Using an event study that examines daily changes in county-level COVID-19 growth rates, the study finds that mandating public use of face masks is associated with a reduction in the COVID-19 daily growth rate. Specifically, we find that the average daily county-level growth rate decreases by 0.9, 1.1, 1.4, 1.7, and 2.0 percentage-points in 1–5, 6–10, 11–15, 16–20, and 21+ days after signing [of such mandates], respectively.

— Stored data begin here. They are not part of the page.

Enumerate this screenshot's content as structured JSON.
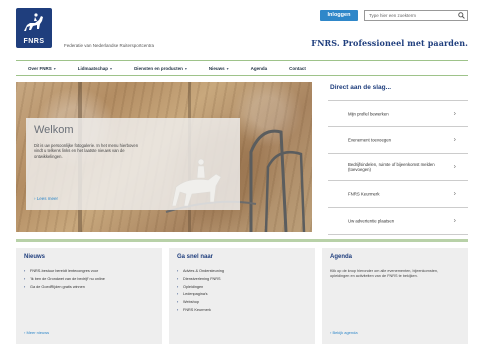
{
  "header": {
    "logo_text": "FNRS",
    "tagline": "Federatie van Nederlandse Ruitersportcentra",
    "login_label": "Inloggen",
    "search_placeholder": "Type hier een zoekterm",
    "slogan": "FNRS. Professioneel met paarden."
  },
  "nav": {
    "items": [
      {
        "label": "Over FNRS",
        "caret": "▾"
      },
      {
        "label": "Lidmaatschap",
        "caret": "▾"
      },
      {
        "label": "Diensten en producten",
        "caret": "▾"
      },
      {
        "label": "Nieuws",
        "caret": "▾"
      },
      {
        "label": "Agenda",
        "caret": ""
      },
      {
        "label": "Contact",
        "caret": ""
      }
    ]
  },
  "hero": {
    "title": "Welkom",
    "text": "Dit is uw persoonlijke fotogalerie. In het menu hierboven vindt u telkens links en het laatste nieuws van de ontwikkelingen.",
    "more_label": "› Lees meer"
  },
  "direct": {
    "title": "Direct aan de slag...",
    "items": [
      {
        "label": "Mijn profiel bewerken"
      },
      {
        "label": "Evenement toevoegen"
      },
      {
        "label": "Bedrijfsindelen, ruimte of bijeenkomst melden (toevoegen)"
      },
      {
        "label": "FNRS Keurmerk"
      },
      {
        "label": "Uw advertentie plaatsen"
      }
    ]
  },
  "columns": {
    "nieuws": {
      "title": "Nieuws",
      "items": [
        "FNRS-bestuur bereidt lentecongres voor",
        "'Ik ben de Grondwet van de bedrijf' nu online",
        "Ga de GoedRijden gratis winnen"
      ],
      "more_label": "› Meer nieuws"
    },
    "ga_naar": {
      "title": "Ga snel naar",
      "items": [
        "Advies & Ondersteuning",
        "Dienstverlening FNRS",
        "Opleidingen",
        "Ledenpagina's",
        "Webshop",
        "FNRS Keurmerk"
      ]
    },
    "agenda": {
      "title": "Agenda",
      "text": "Klik op de knop hieronder om alle evenementen, bijeenkomsten, opleidingen en activiteiten van de FNRS te bekijken.",
      "more_label": "› Bekijk agenda"
    }
  },
  "colors": {
    "brand_blue": "#1f3e7d",
    "accent_blue": "#2f87c9",
    "nav_green": "#9ec38a"
  }
}
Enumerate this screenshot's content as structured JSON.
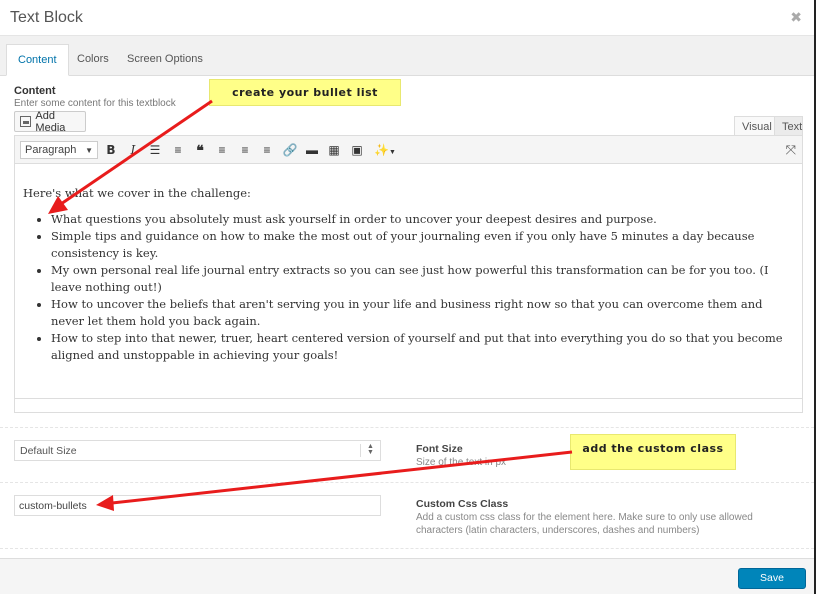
{
  "dialog": {
    "title": "Text Block"
  },
  "tabs": [
    {
      "label": "Content",
      "active": true
    },
    {
      "label": "Colors",
      "active": false
    },
    {
      "label": "Screen Options",
      "active": false
    }
  ],
  "content_field": {
    "label": "Content",
    "description": "Enter some content for this textblock",
    "add_media_label": "Add Media"
  },
  "editor": {
    "mode_tabs": [
      "Visual",
      "Text"
    ],
    "format_select": "Paragraph",
    "intro": "Here's what we cover in the challenge:",
    "bullets": [
      "What questions you absolutely must ask yourself in order to uncover your deepest desires and purpose.",
      "Simple tips and guidance on how to make the most out of your journaling even if you only have 5 minutes a day because consistency is key.",
      "My own personal real life journal entry extracts so you can see just how powerful this transformation can be for you too. (I leave nothing out!)",
      "How to uncover the beliefs that aren't serving you in your life and business right now so that you can overcome them and never let them hold you back again.",
      "How to step into that newer, truer, heart centered version of yourself and put that into everything you do so that you become aligned and unstoppable in achieving your goals!"
    ],
    "toolbar_icons": [
      "bold-icon",
      "italic-icon",
      "bullet-list-icon",
      "numbered-list-icon",
      "blockquote-icon",
      "align-left-icon",
      "align-center-icon",
      "align-right-icon",
      "link-icon",
      "read-more-icon",
      "toolbar-toggle-icon",
      "media-icon",
      "magic-wand-icon",
      "fullscreen-icon"
    ]
  },
  "font_size": {
    "value": "Default Size",
    "title": "Font Size",
    "description": "Size of the text in px"
  },
  "custom_css": {
    "value": "custom-bullets",
    "title": "Custom Css Class",
    "description": "Add a custom css class for the element here. Make sure to only use allowed characters (latin characters, underscores, dashes and numbers)"
  },
  "footer": {
    "save_label": "Save"
  },
  "annotations": {
    "callout_bullets": "create your bullet list",
    "callout_class": "add the custom class",
    "arrow_color": "#e81c1c",
    "callout_color": "#ffff88"
  },
  "colors": {
    "accent": "#0073aa",
    "primary_button": "#0085ba"
  }
}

These estimates are not small and represent nearly 16–19% of the effects of other social distancing measures (school closures, bans on large gatherings, shelter-in-place orders, and closures of restaurants, bars, and entertainment venues) after similar periods from their enactment. The estimates suggest increasing effectiveness and benefits from these mandates over time. By May 22, the estimates suggest that as many as 230,000–450,000 COVID-19 cases may have been averted based on when states passed these mandates. Again, the estimates of averted cases should be viewed cautiously as these are sensitive to assumptions and different approaches for transforming the changes in the daily growth rate estimates to cases.

The upshot is that however flawed the PNAS study is, the balance of the scientific evidence strongly suggests that widespread use of facemasks will significantly help reduce the spread of COVID-19.